Topical Area: Aging and Chronic Disease, Nutrition Translation. Nutrient-Gene Interactions, Carotenoids and Retinoids (CARIG)
Binge drinking is a significant problem costing the United States 191 billion dollars annually and is also a significant risk factor for many dietary (e.g., diabetes) and neurodegenerative diseases (e.g., Alzheimer’s and Parkinson’s disease). Interestingly, the gut-brain axis has been implicated in the development of neurodegenerative and dietary-related diseases, thus, may mediate the harmful consequences of alcohol abuse on the brain and body. However, the mechanisms are not well understood. We hypothesize that compulsive ethanol consumption will alter the expression of neurochemicals in the mouse gut in a manner that will be correlated to changes in the expression of brain neurochemicals.

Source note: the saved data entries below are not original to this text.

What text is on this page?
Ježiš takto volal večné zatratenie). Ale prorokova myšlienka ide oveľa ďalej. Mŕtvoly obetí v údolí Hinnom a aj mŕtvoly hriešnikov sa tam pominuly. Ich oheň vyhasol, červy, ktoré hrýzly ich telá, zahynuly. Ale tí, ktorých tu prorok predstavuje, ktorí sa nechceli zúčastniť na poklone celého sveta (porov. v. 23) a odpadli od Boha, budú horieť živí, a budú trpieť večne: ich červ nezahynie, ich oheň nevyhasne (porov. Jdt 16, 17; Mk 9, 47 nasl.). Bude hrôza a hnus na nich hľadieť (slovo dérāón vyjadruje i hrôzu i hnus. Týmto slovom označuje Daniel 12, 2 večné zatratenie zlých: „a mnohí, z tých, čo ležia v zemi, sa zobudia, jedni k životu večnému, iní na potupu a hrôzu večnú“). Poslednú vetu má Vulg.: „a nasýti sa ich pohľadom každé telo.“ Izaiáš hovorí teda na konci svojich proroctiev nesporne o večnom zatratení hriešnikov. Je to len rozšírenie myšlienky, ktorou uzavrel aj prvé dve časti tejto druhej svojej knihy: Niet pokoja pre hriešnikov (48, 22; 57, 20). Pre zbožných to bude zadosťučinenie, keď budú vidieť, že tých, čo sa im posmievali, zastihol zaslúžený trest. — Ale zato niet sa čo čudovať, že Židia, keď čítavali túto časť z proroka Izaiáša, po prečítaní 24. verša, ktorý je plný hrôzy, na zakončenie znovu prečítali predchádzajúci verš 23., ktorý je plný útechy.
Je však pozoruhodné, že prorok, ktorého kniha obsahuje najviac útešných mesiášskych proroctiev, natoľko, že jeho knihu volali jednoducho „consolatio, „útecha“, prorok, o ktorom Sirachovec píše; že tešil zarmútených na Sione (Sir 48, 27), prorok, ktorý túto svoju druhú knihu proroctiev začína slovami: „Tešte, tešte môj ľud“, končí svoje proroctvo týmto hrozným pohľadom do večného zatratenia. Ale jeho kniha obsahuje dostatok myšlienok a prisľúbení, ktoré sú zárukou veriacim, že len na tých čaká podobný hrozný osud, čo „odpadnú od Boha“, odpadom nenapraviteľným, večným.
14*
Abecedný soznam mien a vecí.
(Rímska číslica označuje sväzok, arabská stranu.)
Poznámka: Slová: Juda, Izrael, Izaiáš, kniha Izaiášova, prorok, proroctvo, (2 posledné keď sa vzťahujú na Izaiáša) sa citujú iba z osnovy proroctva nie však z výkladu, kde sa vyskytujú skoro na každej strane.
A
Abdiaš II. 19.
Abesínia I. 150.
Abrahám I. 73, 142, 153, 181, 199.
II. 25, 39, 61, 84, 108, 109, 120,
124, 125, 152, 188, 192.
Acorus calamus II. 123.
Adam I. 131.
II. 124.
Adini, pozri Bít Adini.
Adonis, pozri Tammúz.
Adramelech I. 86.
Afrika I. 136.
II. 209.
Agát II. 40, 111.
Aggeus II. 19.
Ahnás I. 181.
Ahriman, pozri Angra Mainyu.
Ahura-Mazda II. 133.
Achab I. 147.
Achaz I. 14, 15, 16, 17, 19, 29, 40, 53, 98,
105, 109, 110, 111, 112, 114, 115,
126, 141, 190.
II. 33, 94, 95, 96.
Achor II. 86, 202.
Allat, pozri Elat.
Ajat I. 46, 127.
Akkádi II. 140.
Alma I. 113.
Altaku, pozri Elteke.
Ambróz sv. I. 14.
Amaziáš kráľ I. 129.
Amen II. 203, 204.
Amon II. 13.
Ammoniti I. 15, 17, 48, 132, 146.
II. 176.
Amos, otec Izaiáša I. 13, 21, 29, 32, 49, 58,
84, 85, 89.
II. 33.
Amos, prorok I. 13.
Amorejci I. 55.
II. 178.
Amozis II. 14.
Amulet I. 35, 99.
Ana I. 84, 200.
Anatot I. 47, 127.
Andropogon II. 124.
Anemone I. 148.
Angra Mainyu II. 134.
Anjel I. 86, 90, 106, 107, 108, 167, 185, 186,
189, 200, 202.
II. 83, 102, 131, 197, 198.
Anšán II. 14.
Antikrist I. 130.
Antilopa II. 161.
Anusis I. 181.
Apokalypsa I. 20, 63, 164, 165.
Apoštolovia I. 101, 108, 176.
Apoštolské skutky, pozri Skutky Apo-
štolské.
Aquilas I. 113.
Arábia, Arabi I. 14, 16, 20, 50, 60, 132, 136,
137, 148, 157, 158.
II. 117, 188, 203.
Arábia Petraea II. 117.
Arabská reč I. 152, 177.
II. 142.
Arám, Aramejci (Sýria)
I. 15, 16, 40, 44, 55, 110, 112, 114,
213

We examined catecholamines and structurally similar metabolites following repeated bouts of “Drinking in the Dark”- a mouse model of compulsive alcohol-seeking during which mice reliably reach blood ethanol concentrations greater than 100 mg/dL. Adult female and male C57BL/6J mice received access to either 20% ethanol (n=12 male, n= 12 female) or water (n=12 male, n= 12 female) for a two-hour period during the dark cycle over three consecutive days. On the fourth day, mice received access to ethanol or water for four hours, and samples of the intestine, intestinal contents, liver, and brain subregions were analyzed for tissue-specific neurochemical concentrations using UHPLC.
Ethanol consumption data indicate that binge-drinking female mice consume 36% more ethanol than female water controls and consume 32% more ethanol than binge-drinking male mice on day 4 of the “Drinking in the Dark” protocol. Preliminary neurochemical data indicate compulsive ethanol drinking contributes to trending increases in norepinephrine (17% striatum; 18% hypothalamus) in males whereas females have trending decreases in striatal L-DOPA (15%), 5-HIAA (14%), and 27% more hypothalamic L-DOPA and 5-HIAA when compared with water controls.
Binge drinking may contribute to region- and sex-specific neurochemical differences in the brain, thus, further neurochemical analyses on the gut could provide insight into the etiology of neurodegenerative and dietary diseases following alcohol abuse.
Funding Sources : Supported from Iowa State University start-up funds.